Multi-Task Learning (MTL)

In the context of multi-task learning, multiple tasks are performed simultaneously on a common input. Typically, a feature extractor is applied to the input to obtain a shared representation, useful for all tasks. Then, task-specific heads are applied to these features to obtain each task’s result. A loss can then be computed for each task. Fundamentally, multi-task learning is a multi-objective optimization problem in which we minimize the vector of task losses.

A common trick to train multi-task models is to cast the problem as single-objective, by minimizing a weighted sum of the losses. This works well in some cases, but sometimes conflict among tasks can make the optimization of the shared parameters very hard. Besides, the weight associated to each loss can be considered as a hyper-parameter. Finding their optimal value is generally expensive.
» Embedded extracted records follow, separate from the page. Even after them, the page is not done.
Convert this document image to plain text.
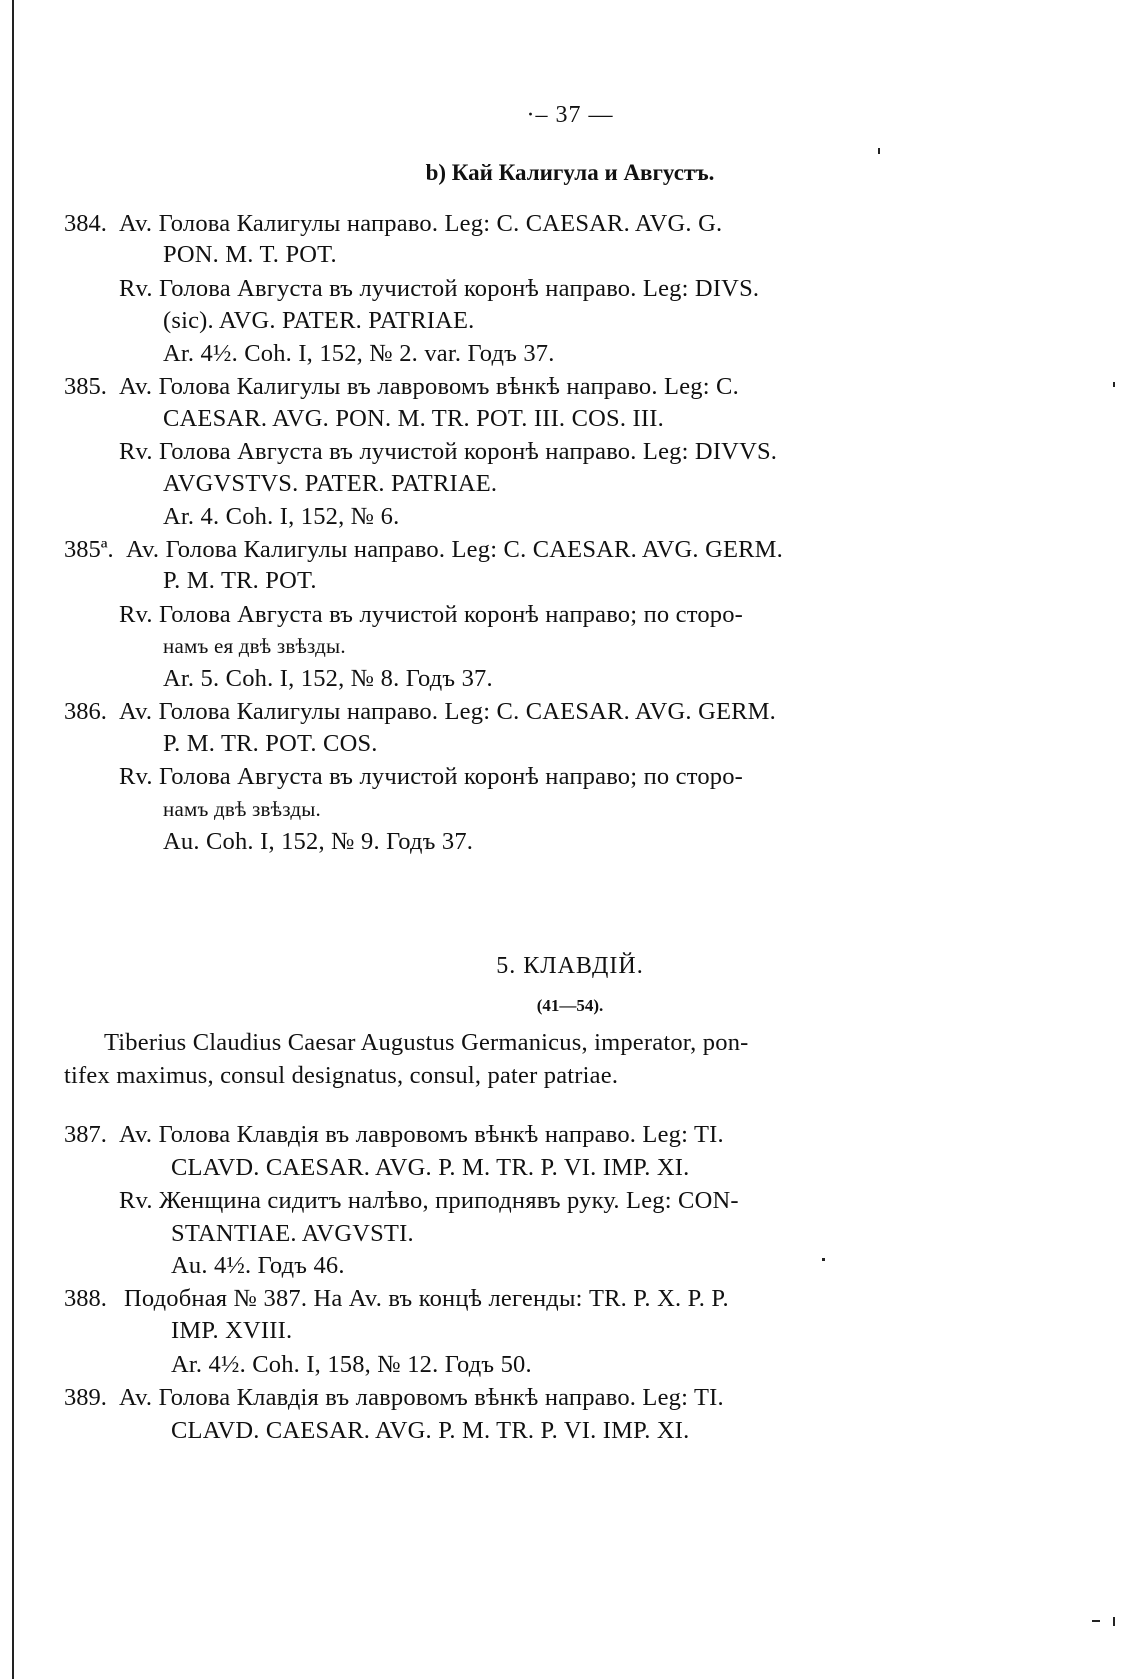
·– 37 —
b) Кай Калигула и Августъ.
384. Av. Голова Калигулы направо. Leg: C. CAESAR. AVG. G.
PON. M. T. POT.
Rv. Голова Августа въ лучистой коронѣ направо. Leg: DIVS.
(sic). AVG. PATER. PATRIAE.
Ar. 4½. Coh. I, 152, № 2. var. Годъ 37.
385. Av. Голова Калигулы въ лавровомъ вѣнкѣ направо. Leg: C.
CAESAR. AVG. PON. M. TR. POT. III. COS. III.
Rv. Голова Августа въ лучистой коронѣ направо. Leg: DIVVS.
AVGVSTVS. PATER. PATRIAE.
Ar. 4. Coh. I, 152, № 6.
385ª. Av. Голова Калигулы направо. Leg: C. CAESAR. AVG. GERM.
P. M. TR. POT.
Rv. Голова Августа въ лучистой коронѣ направо; по сторо-
намъ ея двѣ звѣзды.
Ar. 5. Coh. I, 152, № 8. Годъ 37.
386. Av. Голова Калигулы направо. Leg: C. CAESAR. AVG. GERM.
P. M. TR. POT. COS.
Rv. Голова Августа въ лучистой коронѣ направо; по сторо-
намъ двѣ звѣзды.
Au. Coh. I, 152, № 9. Годъ 37.
5. КЛАВДIЙ.
(41—54).
Tiberius Claudius Caesar Augustus Germanicus, imperator, pon-
tifex maximus, consul designatus, consul, pater patriae.
387. Av. Голова Клавдія въ лавровомъ вѣнкѣ направо. Leg: TI.
CLAVD. CAESAR. AVG. P. M. TR. P. VI. IMP. XI.
Rv. Женщина сидитъ налѣво, приподнявъ руку. Leg: CON-
STANTIAE. AVGVSTI.
Au. 4½. Годъ 46.
388. Подобная № 387. На Av. въ концѣ легенды: TR. P. X. P. P.
IMP. XVIII.
Ar. 4½. Coh. I, 158, № 12. Годъ 50.
389. Av. Голова Клавдія въ лавровомъ вѣнкѣ направо. Leg: TI.
CLAVD. CAESAR. AVG. P. M. TR. P. VI. IMP. XI.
Alternatively, the vector of losses can be directly minimized using Jacobian descent. The following example shows how to use TorchJD to train a very simple multi-task model with two regression tasks. For the sake of the example, we generate a fake dataset consisting of 8 batches of 16 random input vectors of dimension 10, and their corresponding scalar labels for both tasks.

>>> import torch
>>> from torch.nn import Linear, MSELoss, ReLU, Sequential
>>> from torch.optim import SGD
>>>
>>> from torchjd import mtl_backward
>>> from torchjd.aggregation import UPGrad
>>>
>>> shared_module = Sequential(Linear(10, 5), ReLU(), Linear(5, 3), ReLU())
>>> task1_module = Linear(3, 1)
>>> task2_module = Linear(3, 1)
>>> params = [
>>>     *shared_module.parameters(),
>>>     *task1_module.parameters(),
>>>     *task2_module.parameters(),
>>> ]
>>>
>>> loss_fn = MSELoss()
>>> optimizer = SGD(params, lr=0.1)
>>> A = UPGrad()
>>>
>>> inputs = torch.randn(8, 16, 10)  # 8 batches of 16 random input vectors of length 10
>>> task1_targets = torch.randn(8, 16, 1)  # 8 batches of 16 targets for the first task
>>> task2_targets = torch.randn(8, 16, 1)  # 8 batches of 16 targets for the second task
>>>
>>> for input, target1, target2 in zip(inputs, task1_targets, task2_targets):
>>>     features = shared_module(input)
>>>     output1 = task1_module(features)
>>>     output2 = task2_module(features)
>>>     loss1 = loss_fn(output1, target1)
>>>     loss2 = loss_fn(output2, target2)
>>>
>>>     optimizer.zero_grad()
>>>     mtl_backward(
...         losses=[loss1, loss2],
...         features=features,
...         tasks_params=[task1_module.parameters(), task2_module.parameters()],
...         shared_params=shared_module.parameters(),
...         A=A,
...     )
>>>     optimizer.step()

Note

In this example, the Jacobian is only with respect to the shared parameters. The task-specific parameters are simply updated via the gradient of their task’s loss with respect to them.